Maka lelaki berambut keperakan itu bertahan
Di sini, dusun yang disuburkan kenangan
Yang sakit ketika dirasa
Tapi nikmat saat mata sejarah membacanya
Sekalipun ini bukan tanah kelahiran
Hanya lintasan pengungsi saat perang
Tapi waktu Merah Putih dinaikkan
Ia kibarkan setiang penuh di sini
Dusun yang disuburkan tumpahan darah dan airmata
Sesuatu yang mengingatkan nama yang
Tak mungkin terganti semayamnya di hati

Cinta pada negeri hati nurani adalah cinta yang kerja
Mulanya ia sendiri, memasang bambu-bambu itu
Dari pancuran sana ke rumah
Agar tak tersia artinya air tanah
Mulanya kaum dusun cuma memandang
Tapi setelah tahu hasilnya, mereka pun
Tak ketinggalan, seperti seekor bangau terbang
Seribu yang lain mengikuti melangglang

Cinta pada ibu anaknya yakni kasih yang bertahan
Di pegunungan ini.
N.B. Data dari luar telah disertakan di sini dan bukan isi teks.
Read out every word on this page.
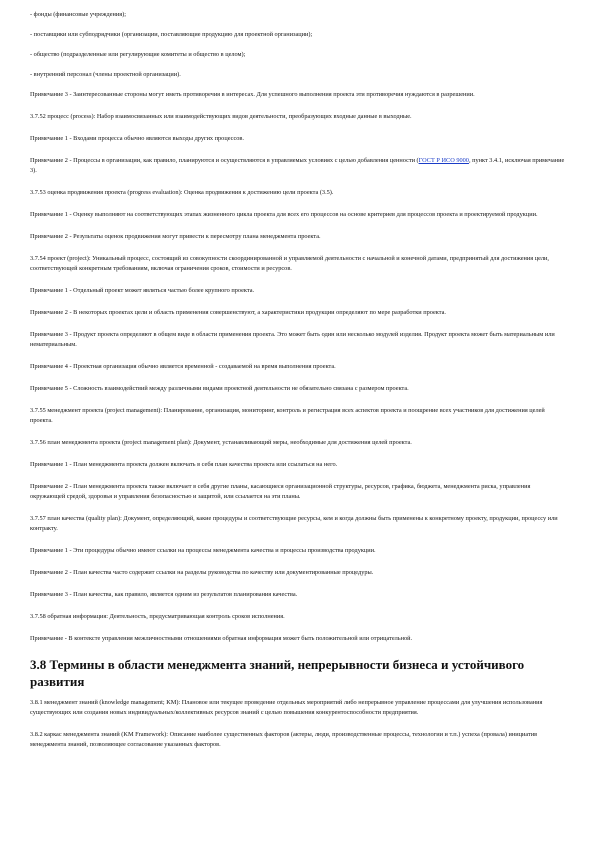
- фонды (финансовые учреждения);

- поставщики или субподрядчики (организации, поставляющие продукцию для проектной организации);

- общество (подразделенные или регулирующие комитеты и общество в целом);

- внутренний персонал (члены проектной организации).

Примечание 3 - Заинтересованные стороны могут иметь противоречия в интересах. Для успешного выполнения проекта эти противоречия нуждаются в разрешении.

3.7.52 процесс (process): Набор взаимосвязанных или взаимодействующих видов деятельности, преобразующих входные данные в выходные.

Примечание 1 - Входами процесса обычно являются выходы других процессов.

Примечание 2 - Процессы в организации, как правило, планируются и осуществляются в управляемых условиях с целью добавления ценности (ГОСТ Р ИСО 9000, пункт 3.4.1, исключая примечание 3).

3.7.53 оценка продвижения проекта (progress evaluation): Оценка продвижения к достижению цели проекта (3.5).

Примечание 1 - Оценку выполняют на соответствующих этапах жизненного цикла проекта для всех его процессов на основе критериев для процессов проекта и проектируемой продукции.

Примечание 2 - Результаты оценок продвижения могут привести к пересмотру плана менеджмента проекта.

3.7.54 проект (project): Уникальный процесс, состоящий из совокупности скоординированной и управляемой деятельности с начальной и конечной датами, предпринятый для достижения цели, соответствующей конкретным требованиям, включая ограничения сроков, стоимости и ресурсов.

Примечание 1 - Отдельный проект может являться частью более крупного проекта.

Примечание 2 - В некоторых проектах цели и область применения совершенствуют, а характеристики продукции определяют по мере разработки проекта.

Примечание 3 - Продукт проекта определяют в общем виде в области применения проекта. Это может быть один или несколько модулей изделия. Продукт проекта может быть материальным или нематериальным.

Примечание 4 - Проектная организация обычно является временной - создаваемой на время выполнения проекта.

Примечание 5 - Сложность взаимодействий между различными видами проектной деятельности не обязательно связана с размером проекта.

3.7.55 менеджмент проекта (project management): Планирование, организация, мониторинг, контроль и регистрация всех аспектов проекта и поощрение всех участников для достижения целей проекта.

3.7.56 план менеджмента проекта (project management plan): Документ, устанавливающий меры, необходимые для достижения целей проекта.

Примечание 1 - План менеджмента проекта должен включать в себя план качества проекта или ссылаться на него.

Примечание 2 - План менеджмента проекта также включает в себя другие планы, касающиеся организационной структуры, ресурсов, графика, бюджета, менеджмента риска, управления окружающей средой, здоровья и управления безопасностью и защитой, или ссылается на эти планы.

3.7.57 план качества (quality plan): Документ, определяющий, какие процедуры и соответствующие ресурсы, кем и когда должны быть применены к конкретному проекту, продукции, процессу или контракту.

Примечание 1 - Эти процедуры обычно имеют ссылки на процессы менеджмента качества и процессы производства продукции.

Примечание 2 - План качества часто содержит ссылки на разделы руководства по качеству или документированные процедуры.

Примечание 3 - План качества, как правило, является одним из результатов планирования качества.

3.7.58 обратная информация: Деятельность, предусматривающая контроль сроков исполнения.

Примечание - В контексте управления межличностными отношениями обратная информация может быть положительной или отрицательной.

3.8 Термины в области менеджмента знаний, непрерывности бизнеса и устойчивого развития

3.8.1 менеджмент знаний (knowledge management; KM): Плановое или текущее проведение отдельных мероприятий либо непрерывное управление процессами для улучшения использования существующих или создания новых индивидуальных/коллективных ресурсов знаний с целью повышения конкурентоспособности предприятия.

3.8.2 каркас менеджмента знаний (KM Framework): Описание наиболее существенных факторов (актеры, люди, производственные процессы, технологии и т.п.) успеха (провала) инициатив менеджмента знаний, позволяющее согласование указанных факторов.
Ia pun turut sujud bila
Malam hari pendar warna kota di bawah sana
Menyemburatkan pelangi masadepan negeri
Sedang baginya cukuplah disini
Dusun yang disuburkan tumpahan darah dan airmata
Di bawah rembulan dan matahari
Sebab semua tanah hakikatnya sama
Taah negeri hati nurani

Seorang petani tengah hari
Di jauhan beberapa orang mulai kembali kerja
Sedang yang bersiap sembahyang di pematang
Siapakah ia?
Lurah Usmuni yang sederhana
Kaum dusun bangga menyebutnya "bapak"
Sedang angin pegunungan masih mainan wangi
Kembang kopi. Tak merasa ada bocah mendekat
Dengan kendi dan bungkusan nasi

"Kakek melamunkan siapa? Nenek, ya?"

Yang disebut terperanjat, tapi
Usai hening sejurus, sibocah pun turut memandang
Ke sudut dusun sembari tanya, "Kek,
Siapa asli nama Nenek, kapan meninggalnya?"

"Hanya jasad yang mati, Nak
Jiwanya nyala abadi sebagai cahaya Indonesia
Dan bukan kebetulan Nenek bernama Pertiwi
Ya. Ibu-Pertiwi tak akan pernah padam cahaya!"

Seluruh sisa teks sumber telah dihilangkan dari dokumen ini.